あと2つ、あと2勝すれば、我が明協高校は4年連続、4回目の夏の甲子園大会出場を手に出来る。


偉大な先輩達が抜けて、昨年秋の県大会は初戦負け。明協は終わったと嘲笑う声も上がる中、ここまで来た。


「それにしても暑いね。」


「グラウンドは人工芝だから、もっとだろうね。」


早くもバテ気味の私達に対して、しかしグラウンドの選手達はハツラツと試合前の練習をこなしている。連日の猛暑の中の試合が続いているのに、凄いな。


その中で、中心として動いてるのは聡志。私にはそう見える。キャプテンは神くんだけど、チームの司令塔として、かつての村井キャプテンさんに、負けないくらいの存在感が出て来たんじゃないかな。


あいつを誉めるのは、なんか悔しいけど、成長したなぁと素直に思う。


そうこうしてるうちに、時間になって、相手高の練習時間になる。


前日、ずっとウチの高校としのぎを削り、今年の春の選抜大会に出場した東海高校が敗れ去った。当然今大会も、ウチより下馬評は高かったけど、相手高校の強打に沈んでしまった。
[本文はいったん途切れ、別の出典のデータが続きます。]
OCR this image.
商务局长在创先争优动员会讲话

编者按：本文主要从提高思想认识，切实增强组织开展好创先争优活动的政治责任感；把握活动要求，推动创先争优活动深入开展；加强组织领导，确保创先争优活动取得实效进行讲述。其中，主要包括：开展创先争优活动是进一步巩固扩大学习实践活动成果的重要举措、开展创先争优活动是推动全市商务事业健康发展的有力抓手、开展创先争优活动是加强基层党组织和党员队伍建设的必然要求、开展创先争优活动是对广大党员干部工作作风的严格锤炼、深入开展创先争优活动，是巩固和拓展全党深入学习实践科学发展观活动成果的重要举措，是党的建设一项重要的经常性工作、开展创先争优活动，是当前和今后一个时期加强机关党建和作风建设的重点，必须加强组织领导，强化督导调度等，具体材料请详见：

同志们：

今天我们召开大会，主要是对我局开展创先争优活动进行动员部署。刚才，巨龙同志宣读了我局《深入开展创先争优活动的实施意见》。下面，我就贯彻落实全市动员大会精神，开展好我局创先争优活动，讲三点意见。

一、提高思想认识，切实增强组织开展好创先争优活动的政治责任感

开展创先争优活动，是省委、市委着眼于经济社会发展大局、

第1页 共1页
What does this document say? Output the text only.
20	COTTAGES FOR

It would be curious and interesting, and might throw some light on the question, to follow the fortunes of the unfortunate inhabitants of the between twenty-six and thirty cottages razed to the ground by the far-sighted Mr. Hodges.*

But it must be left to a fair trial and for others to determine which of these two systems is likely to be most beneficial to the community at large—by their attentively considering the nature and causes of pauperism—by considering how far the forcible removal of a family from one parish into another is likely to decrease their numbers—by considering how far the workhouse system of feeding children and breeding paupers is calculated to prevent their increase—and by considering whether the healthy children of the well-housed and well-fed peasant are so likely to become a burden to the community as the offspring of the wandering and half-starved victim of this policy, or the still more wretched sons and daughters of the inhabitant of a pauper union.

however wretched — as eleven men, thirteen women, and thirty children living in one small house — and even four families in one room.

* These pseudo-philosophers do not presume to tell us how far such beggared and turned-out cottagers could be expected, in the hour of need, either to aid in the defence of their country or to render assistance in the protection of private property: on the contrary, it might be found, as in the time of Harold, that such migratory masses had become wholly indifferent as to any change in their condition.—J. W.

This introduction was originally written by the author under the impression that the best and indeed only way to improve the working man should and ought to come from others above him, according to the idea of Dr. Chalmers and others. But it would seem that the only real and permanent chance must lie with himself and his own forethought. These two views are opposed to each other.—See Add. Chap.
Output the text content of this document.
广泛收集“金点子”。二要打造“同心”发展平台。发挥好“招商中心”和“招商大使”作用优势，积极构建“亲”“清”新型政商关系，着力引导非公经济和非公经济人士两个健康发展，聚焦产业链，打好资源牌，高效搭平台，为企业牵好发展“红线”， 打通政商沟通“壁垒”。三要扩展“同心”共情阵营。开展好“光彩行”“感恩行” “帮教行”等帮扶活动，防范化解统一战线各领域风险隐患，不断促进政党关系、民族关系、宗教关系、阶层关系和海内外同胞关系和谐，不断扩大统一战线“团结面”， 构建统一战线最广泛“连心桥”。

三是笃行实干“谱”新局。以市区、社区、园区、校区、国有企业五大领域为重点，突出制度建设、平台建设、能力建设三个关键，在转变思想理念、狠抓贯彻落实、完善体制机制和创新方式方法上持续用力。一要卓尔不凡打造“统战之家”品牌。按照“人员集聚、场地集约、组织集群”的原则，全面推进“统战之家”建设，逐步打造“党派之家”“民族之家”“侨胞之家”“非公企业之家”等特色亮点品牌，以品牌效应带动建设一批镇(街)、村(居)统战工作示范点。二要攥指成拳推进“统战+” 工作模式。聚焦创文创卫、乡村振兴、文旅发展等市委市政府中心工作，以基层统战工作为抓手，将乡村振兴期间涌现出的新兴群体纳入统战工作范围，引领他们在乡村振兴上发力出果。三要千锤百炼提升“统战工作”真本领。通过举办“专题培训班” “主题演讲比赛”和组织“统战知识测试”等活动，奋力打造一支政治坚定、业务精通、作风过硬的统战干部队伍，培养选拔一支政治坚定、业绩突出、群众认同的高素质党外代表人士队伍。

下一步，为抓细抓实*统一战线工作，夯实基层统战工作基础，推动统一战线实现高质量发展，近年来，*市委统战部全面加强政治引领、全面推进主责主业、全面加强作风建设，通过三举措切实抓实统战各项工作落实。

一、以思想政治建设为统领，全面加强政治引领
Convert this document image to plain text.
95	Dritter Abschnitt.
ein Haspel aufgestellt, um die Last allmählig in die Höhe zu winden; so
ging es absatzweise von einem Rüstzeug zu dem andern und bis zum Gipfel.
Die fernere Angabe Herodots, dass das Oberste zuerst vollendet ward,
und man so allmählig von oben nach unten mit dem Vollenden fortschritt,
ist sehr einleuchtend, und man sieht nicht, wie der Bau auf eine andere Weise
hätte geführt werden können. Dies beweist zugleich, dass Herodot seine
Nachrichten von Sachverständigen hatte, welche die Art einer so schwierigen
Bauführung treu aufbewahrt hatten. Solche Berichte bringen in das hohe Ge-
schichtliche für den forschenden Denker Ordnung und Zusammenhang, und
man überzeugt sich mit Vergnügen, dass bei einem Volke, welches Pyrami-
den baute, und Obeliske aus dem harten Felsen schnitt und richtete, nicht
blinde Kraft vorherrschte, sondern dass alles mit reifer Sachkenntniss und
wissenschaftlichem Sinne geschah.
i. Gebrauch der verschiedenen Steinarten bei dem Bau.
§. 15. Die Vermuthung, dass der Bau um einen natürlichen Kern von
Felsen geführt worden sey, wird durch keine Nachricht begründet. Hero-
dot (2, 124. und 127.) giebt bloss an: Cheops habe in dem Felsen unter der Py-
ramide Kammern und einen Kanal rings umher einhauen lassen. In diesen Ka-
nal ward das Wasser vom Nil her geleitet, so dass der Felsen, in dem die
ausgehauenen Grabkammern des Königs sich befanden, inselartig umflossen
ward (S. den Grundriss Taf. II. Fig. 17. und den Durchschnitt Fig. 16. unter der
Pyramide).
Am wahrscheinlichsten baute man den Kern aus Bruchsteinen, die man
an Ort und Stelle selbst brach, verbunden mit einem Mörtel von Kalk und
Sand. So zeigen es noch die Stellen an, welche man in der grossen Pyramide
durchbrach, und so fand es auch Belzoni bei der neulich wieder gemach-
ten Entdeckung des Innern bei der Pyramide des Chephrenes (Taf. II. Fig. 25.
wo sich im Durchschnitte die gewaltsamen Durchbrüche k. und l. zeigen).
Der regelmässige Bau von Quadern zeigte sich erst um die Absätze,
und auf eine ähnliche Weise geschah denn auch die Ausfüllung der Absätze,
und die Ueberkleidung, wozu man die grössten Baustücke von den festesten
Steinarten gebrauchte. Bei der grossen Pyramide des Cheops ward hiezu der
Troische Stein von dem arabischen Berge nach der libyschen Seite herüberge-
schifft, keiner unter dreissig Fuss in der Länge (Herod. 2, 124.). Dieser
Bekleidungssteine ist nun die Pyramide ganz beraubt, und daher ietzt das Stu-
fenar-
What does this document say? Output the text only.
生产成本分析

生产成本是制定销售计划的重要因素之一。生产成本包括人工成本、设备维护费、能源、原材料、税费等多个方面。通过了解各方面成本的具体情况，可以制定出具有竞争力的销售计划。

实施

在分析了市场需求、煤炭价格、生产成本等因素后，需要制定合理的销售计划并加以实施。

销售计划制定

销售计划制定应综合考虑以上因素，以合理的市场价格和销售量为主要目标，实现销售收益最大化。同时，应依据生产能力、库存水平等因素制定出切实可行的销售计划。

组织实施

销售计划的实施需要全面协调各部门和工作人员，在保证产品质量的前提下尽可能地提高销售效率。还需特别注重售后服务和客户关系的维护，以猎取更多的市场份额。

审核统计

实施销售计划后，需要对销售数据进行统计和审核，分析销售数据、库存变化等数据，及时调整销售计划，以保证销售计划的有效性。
そして、今日明協が対戦するのが、他ならぬその、東海を叩きのめした湘南学園。昨日だけでなく、これまでも圧倒的な打撃力で勝ち進んで来た高校だ。


「凄い迫力だね。」


「とにかく打倒明協、東海をモットーに全国からいい選手を集めたらしいよ。投手がそんなに良くないっていう評判で、あんまり前評判は高くなかったんだけど、凄まじいばかりの打撃力で、それを覆して来ちゃった。」


「昨日だって、東海高のエースが粉砕されてたもんね。」


悠が呆れたように言う。東海高校のエースは今年の神奈川ではナンバーワンと目されていたピッチャーだったけど、かなり打ち込まれていた。


「厳しい戦いになるね。」


「うん、でも頑張って欲しいな。沖田くんと塚原くんなら、きっと抑えてくれるよ。リリーフの橘くんだって、凄い球投げるし。」


「そうだね。」


(聡志、頼んだよ。君のリードが頼りなんだから)


悠の言葉に頷きながら、私は思っていた。